If I'm MASQing my internal and DMZ networks to my external interface, and have the Snort interface set to external, will it report outgoing violations with the MASQed address or the actual internal address that originated the violation?
i am not quite sure what you mean by setting the snort interface?
The snort engine is integrated after the FORWARD chain but in front of the second routing decision and the PREROUTING chain. Therfor the the snort engine sees the same packets as the FORWARD chain.
you need to configure the local networks, so that the ids knows if this is incoming our outgoing connection.

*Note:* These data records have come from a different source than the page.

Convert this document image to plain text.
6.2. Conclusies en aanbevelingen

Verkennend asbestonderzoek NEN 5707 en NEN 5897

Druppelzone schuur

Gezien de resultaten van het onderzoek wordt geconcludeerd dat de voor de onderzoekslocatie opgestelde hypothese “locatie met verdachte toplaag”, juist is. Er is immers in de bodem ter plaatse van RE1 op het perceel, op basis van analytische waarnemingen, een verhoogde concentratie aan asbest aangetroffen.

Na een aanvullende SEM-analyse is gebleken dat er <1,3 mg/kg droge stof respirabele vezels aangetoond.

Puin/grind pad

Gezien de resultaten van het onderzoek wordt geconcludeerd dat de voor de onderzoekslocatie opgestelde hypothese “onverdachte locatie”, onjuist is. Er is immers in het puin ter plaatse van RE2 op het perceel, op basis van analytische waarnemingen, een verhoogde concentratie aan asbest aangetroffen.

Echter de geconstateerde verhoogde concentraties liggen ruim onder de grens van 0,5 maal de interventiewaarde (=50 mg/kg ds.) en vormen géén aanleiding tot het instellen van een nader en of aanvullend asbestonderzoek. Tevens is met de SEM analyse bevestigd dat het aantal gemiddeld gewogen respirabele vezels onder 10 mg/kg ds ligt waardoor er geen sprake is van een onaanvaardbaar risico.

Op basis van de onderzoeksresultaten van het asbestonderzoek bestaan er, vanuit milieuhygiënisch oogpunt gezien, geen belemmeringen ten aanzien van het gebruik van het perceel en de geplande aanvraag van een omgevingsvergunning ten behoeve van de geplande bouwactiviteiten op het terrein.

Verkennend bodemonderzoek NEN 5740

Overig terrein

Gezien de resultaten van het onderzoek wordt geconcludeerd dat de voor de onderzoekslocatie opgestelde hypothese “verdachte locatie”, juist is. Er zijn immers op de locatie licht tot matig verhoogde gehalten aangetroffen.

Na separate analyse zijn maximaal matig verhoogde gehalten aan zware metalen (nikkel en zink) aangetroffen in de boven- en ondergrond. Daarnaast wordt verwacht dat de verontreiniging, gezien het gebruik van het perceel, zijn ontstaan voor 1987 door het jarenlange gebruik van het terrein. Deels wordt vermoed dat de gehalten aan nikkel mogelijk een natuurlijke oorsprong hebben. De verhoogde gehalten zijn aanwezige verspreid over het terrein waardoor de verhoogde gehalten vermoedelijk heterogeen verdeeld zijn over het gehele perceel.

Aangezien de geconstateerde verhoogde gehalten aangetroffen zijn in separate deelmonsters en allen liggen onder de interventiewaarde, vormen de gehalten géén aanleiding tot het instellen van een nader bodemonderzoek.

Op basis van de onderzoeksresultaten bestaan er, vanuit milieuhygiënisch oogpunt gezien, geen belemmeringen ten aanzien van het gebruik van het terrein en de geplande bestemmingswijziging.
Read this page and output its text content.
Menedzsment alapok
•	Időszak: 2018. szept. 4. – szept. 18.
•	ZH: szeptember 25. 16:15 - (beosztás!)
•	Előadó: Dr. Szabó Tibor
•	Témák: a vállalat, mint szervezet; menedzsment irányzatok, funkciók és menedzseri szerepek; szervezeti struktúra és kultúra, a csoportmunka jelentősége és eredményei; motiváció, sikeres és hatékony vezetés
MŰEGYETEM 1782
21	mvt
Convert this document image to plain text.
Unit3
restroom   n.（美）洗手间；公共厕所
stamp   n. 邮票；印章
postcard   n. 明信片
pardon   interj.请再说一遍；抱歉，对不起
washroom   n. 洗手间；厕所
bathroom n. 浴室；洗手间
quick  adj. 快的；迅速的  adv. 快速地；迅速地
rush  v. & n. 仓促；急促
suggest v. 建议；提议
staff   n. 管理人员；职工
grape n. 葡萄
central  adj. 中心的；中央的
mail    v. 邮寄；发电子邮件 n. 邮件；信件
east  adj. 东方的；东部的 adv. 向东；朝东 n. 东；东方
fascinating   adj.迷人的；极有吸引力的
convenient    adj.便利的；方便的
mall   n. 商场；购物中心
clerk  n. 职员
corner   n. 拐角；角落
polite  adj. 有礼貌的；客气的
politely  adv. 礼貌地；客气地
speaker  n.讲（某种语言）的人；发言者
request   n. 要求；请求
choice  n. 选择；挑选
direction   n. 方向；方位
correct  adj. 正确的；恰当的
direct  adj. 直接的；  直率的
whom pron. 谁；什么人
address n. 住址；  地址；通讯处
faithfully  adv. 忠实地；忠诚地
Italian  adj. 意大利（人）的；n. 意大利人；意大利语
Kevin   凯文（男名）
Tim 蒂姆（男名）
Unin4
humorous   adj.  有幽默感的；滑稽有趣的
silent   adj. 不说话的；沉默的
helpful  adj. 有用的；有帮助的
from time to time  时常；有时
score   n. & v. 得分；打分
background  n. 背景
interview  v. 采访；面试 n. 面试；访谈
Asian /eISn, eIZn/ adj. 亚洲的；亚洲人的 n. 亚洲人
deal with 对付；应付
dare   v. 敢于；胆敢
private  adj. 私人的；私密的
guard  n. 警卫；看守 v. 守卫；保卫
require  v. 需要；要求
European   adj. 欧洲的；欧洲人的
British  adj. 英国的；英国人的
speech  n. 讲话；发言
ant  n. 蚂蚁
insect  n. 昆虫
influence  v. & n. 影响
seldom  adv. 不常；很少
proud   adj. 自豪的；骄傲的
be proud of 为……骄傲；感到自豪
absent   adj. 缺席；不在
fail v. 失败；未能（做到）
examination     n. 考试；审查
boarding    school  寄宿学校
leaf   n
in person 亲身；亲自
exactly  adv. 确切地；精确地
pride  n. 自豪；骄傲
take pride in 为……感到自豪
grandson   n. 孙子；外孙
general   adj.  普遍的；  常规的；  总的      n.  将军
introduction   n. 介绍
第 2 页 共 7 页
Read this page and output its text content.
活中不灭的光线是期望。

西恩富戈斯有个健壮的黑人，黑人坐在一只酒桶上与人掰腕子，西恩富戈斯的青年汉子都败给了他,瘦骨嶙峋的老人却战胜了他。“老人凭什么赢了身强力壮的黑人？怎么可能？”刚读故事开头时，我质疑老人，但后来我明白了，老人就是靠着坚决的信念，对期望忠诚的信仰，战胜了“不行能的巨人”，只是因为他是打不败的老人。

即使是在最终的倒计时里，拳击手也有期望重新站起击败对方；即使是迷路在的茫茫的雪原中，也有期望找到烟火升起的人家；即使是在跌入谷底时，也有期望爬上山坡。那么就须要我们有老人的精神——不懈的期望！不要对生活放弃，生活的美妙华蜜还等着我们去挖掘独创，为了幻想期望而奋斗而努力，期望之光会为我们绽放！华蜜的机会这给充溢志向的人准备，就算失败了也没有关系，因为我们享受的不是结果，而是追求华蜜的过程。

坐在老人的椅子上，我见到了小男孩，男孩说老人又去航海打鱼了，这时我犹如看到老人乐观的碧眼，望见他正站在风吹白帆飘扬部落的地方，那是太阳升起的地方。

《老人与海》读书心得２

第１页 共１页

I guess what I'm asking is... If I designate my external interface address as the local address, will Snort alert on an HTTP attack if the Advanced Settings menu has the HTTP servers set to the internal address of my HTTP server? Also, if bad traffic originates on my HTTP server, will Snort report the internal HTTP server address as the originating IP? Also, have you noticed that the HTTP proxy has problems if the IDS/IPS is turned on?
I assume your webserver is in your local LAN and you use a DNAT rule do make him accessable from the internet, right?
In order to protect such a scenario, you only have to add the local LAN to the protected networks, not the external interface, and select you HTTP server und the IPS Advansed section.
Snort will report an incoming request (public sender address and private destination) amd am outgoing (private sender and public destinaton), just like the packetfilter sees the packets.